Ora, quem me conhece, apenas um
pouco, sabe que não sou nenhum partidário ingênuo de vitimizações. Muito pelo
contrário. Acredito piamente na responsabilidade individual. Mas nós estamos
falando de estigmas sociais atrozes e de generalizações perversas. É claro que
a maior parte dos crimes de furto e roubo são praticados por ciganos, na
Europa. Da mesma forma, a maior parte dos crimes de furto e roubo são
praticados por negros no Brasil.
Os negros... Sempre que preciso
traçar um paralelo cultural com os ciganos, escolho os judeus. Mas para traçar
um paralelo social, os negros são o melhor exemplo. Não resta dúvidas: os
ciganos são para a Europa o que os negros foram – e em certa medida continuam
sendo – para o Brasil. Ainda que por processos históricos distintos, os dois
grupos estão regidos pelas mesmas reações de causa e efeito: ambos foram
submetidos a um processo de marginalização extrema, que por sua vez resultou numa
população profundamente estigmatizada. Como acontece com os negros no Brasil, a
maior parte dos indivíduos romanis da Europa são pessoas que vivem suas vidas
de maneira honesta, ainda que, para isso, enfrentando muitas dificuldades. Mas
todos acabam levando a mesma pecha de delinqüentes por natureza, bandalheiros,
assassinos e ladrões.
A reportagem da Veja deixa
transparecer uma abordagem xenofóbica e preconceituosa, que, para além de
apenas ignorar o impasse social que, sem dúvida, é um fator determinante nas
altas estatísticas de ciganos envolvidos em atividades criminosas, deixa implícita
a ideia de que a condição criminosa é determinada pela origem étnica. Ou seja,
são criminosos porque são ciganos. E ninguém os quer como vizinhos, ponto final.

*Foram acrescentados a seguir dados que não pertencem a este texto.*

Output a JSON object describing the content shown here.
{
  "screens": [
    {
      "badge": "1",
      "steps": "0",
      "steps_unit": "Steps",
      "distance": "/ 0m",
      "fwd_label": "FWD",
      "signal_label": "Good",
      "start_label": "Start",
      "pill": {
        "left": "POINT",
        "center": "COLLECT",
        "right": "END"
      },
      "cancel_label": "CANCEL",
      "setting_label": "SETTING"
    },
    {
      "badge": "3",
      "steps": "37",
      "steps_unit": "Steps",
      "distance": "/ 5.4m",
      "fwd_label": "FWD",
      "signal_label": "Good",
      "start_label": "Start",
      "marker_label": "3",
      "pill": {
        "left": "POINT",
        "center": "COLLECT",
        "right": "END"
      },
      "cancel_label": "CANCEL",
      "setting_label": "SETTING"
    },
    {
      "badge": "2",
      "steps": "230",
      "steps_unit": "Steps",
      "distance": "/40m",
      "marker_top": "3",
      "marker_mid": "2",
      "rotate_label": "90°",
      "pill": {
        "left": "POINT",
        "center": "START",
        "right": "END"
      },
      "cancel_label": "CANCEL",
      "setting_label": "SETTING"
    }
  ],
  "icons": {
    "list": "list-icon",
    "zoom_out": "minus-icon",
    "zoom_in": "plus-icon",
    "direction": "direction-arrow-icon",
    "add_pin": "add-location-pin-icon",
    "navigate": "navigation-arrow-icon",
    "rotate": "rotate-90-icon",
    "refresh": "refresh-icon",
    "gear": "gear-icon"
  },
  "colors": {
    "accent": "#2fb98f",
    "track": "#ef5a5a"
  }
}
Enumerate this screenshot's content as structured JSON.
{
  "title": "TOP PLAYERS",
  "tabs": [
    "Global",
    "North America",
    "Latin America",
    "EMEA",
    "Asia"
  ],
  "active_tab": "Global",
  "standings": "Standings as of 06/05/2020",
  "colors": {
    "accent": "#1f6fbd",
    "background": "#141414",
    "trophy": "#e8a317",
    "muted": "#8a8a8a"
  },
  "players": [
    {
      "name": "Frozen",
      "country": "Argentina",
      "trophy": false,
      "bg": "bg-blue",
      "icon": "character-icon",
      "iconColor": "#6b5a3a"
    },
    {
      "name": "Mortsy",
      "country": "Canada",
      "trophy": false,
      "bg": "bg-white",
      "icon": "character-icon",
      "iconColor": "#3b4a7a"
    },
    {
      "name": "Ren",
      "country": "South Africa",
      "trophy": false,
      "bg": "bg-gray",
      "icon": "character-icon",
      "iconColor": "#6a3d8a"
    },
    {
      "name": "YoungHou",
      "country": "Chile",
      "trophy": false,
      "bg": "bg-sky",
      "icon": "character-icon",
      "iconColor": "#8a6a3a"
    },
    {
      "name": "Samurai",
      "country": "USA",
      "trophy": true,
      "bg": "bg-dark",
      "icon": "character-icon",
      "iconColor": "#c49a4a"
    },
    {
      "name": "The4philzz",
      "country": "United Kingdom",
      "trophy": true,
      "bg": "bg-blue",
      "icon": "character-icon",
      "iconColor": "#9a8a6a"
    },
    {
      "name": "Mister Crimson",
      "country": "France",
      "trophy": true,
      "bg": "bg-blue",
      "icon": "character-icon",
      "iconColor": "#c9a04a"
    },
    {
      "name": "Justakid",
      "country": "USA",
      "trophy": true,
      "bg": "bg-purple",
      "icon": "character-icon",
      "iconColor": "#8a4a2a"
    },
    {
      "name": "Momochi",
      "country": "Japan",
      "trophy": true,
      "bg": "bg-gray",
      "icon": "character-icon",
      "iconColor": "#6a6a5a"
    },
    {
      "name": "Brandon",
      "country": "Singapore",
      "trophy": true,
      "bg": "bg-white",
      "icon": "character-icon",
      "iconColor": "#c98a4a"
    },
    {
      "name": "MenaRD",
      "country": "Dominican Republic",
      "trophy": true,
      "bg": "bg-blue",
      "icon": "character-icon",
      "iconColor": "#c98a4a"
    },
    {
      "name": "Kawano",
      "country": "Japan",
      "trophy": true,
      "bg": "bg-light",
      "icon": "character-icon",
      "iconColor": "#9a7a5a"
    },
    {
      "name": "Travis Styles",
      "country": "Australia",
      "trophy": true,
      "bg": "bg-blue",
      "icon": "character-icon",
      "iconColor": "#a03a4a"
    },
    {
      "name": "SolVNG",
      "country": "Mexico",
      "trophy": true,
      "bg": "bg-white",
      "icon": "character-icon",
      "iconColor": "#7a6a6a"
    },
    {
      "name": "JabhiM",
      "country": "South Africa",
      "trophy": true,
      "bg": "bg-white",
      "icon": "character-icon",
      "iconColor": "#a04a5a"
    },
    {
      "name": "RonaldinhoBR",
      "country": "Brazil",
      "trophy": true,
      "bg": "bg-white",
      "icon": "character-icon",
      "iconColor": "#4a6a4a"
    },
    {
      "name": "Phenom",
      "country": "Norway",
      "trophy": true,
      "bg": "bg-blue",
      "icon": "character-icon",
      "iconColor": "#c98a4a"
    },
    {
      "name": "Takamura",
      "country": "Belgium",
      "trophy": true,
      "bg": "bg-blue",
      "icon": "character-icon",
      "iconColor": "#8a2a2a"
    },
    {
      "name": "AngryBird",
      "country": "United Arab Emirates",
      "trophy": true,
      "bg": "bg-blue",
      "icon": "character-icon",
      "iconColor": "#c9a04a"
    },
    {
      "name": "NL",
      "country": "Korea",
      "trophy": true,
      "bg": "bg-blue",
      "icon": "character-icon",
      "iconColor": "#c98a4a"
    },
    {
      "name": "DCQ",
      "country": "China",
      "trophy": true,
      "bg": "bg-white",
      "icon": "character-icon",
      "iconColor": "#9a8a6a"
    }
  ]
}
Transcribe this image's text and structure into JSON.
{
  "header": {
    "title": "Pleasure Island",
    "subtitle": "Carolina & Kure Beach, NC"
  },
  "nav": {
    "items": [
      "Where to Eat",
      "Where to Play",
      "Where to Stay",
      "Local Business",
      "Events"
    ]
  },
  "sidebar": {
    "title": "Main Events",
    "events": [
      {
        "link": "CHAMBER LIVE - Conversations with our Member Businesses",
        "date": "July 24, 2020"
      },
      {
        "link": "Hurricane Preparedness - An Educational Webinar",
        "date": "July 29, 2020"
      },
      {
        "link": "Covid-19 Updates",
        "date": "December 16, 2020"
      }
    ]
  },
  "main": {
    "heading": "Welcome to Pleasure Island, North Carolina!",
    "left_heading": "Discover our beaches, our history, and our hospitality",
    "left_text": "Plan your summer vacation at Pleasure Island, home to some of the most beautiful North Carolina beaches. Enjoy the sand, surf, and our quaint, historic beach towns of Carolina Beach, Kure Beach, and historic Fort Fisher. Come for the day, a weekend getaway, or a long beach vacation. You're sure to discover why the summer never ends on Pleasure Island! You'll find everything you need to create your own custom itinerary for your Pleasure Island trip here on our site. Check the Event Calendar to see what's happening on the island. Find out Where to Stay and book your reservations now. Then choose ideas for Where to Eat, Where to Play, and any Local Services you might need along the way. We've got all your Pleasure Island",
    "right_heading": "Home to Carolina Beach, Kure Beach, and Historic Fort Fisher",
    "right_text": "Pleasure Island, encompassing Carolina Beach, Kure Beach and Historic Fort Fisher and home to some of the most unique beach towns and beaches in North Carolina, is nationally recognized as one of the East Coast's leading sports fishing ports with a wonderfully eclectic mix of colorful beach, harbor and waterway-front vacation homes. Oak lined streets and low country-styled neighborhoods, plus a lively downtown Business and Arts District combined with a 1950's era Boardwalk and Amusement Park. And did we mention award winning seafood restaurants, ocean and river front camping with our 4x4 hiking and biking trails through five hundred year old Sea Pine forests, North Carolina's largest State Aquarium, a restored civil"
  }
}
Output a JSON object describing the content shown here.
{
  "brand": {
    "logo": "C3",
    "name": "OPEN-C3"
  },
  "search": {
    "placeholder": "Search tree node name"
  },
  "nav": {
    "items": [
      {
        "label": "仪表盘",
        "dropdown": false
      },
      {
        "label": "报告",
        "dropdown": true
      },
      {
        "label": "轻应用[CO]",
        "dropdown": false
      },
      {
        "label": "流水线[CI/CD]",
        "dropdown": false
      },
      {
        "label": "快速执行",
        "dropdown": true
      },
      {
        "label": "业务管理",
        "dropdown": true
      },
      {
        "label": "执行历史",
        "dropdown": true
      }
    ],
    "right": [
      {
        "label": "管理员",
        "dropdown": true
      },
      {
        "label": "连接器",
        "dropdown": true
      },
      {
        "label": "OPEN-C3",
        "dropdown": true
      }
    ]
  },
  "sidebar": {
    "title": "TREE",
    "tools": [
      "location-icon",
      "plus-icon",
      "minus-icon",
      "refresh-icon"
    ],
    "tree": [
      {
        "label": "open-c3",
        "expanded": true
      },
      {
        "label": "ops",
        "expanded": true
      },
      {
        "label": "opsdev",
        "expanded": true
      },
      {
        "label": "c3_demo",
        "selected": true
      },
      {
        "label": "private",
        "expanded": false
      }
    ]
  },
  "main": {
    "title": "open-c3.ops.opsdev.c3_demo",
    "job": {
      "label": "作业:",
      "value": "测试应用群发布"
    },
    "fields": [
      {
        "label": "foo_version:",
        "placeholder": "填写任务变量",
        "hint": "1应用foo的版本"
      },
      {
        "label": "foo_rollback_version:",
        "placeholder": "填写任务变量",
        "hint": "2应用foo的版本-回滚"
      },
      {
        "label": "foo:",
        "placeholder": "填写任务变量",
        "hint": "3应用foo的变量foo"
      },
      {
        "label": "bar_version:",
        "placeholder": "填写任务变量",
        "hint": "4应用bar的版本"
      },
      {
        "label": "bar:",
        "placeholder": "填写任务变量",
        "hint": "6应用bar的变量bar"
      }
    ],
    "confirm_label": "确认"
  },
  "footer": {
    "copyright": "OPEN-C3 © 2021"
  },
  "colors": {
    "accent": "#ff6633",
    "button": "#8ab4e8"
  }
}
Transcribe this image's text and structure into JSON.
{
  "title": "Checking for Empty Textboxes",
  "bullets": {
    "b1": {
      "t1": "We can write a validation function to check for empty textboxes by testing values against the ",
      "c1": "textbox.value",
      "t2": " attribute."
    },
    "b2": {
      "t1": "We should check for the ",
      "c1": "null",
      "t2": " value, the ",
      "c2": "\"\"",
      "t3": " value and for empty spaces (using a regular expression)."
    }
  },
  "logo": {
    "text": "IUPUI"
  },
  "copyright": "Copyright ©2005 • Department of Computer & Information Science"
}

Isso, novamente, não é muito
diferente do que acontece com os negros no Brasil. Lembro de já ter ouvido máximas
assustadoramente racistas, e de pessoas que se julgavam “boas cristãs”. Coisas
como: “preto quando não caga na entrada, caga na saída”. Ou então coisa pior,
como: “preto já nasce musculoso que é pra conseguir correr mais rápido da polícia”.
E coisas muito semelhantes a essas estão sendo ditas na Europa sobre os ciganos...
E são coisas desse tipo que a Veja, com o desserviço de sua reportagem, está
disseminando na mente dos leitores brasileiros.
O título da reportagem reproduz uma
máxima dirigida aos defensores dos ciganos e já não deixa dúvidas: “você iria
querê-los como seus vizinhos?”. Ora, esse é justamente o tipo de abordagem que,
além de não ajudar, acaba piorando a situação. Porque de um lado estimula o
preconceito. De outro fomenta a revolta. Os ciganos, outra vez como os negros,
vão sentindo-se cada vez mais excluídos, cada vez mais a parte da sociedade. E
justamente por causa disso, vão se sentindo cada vez mais revoltados, cada vez
menos dispostos a integrar-se e cada vez mais dispostos a boicotar o mundo gadjé.
Eu penso que é uma benção termos,
hoje, indivíduos de origem romani que possuem formação para interagir com o
mundo não-cigano. Porque é através de nós que o conhecimento desse tipo de
coisa chega aos nossos, não passa ao largo. E, de onde vejo, é nossa obrigação
usarmos do mecanismo democrático para dar voz ao nosso povo, mostrar que os
ciganos não são, como muitos pensam, nômades ignorantes sem qualquer acesso à
informação. Façamos, pois, valer os princípios constitucionais que execram o
preconceito e estabelecem o racismo como crime imprescritível e inafiançável
(CF/1988. Art. 5◦, XLII).
Ao
menos por hora, já seria consideravelmente significativo, e bastante incômodo
para a Veja, se todos os romá com acesso à internet, bem como todos os
simpatizantes do povo Rom, pudessem assinar a seguinte petição:
E que
Deula nos proteja da perversidade dos ignorantes... Porque do jeito que a coisa
vai, só com muita proteção divina mesmo!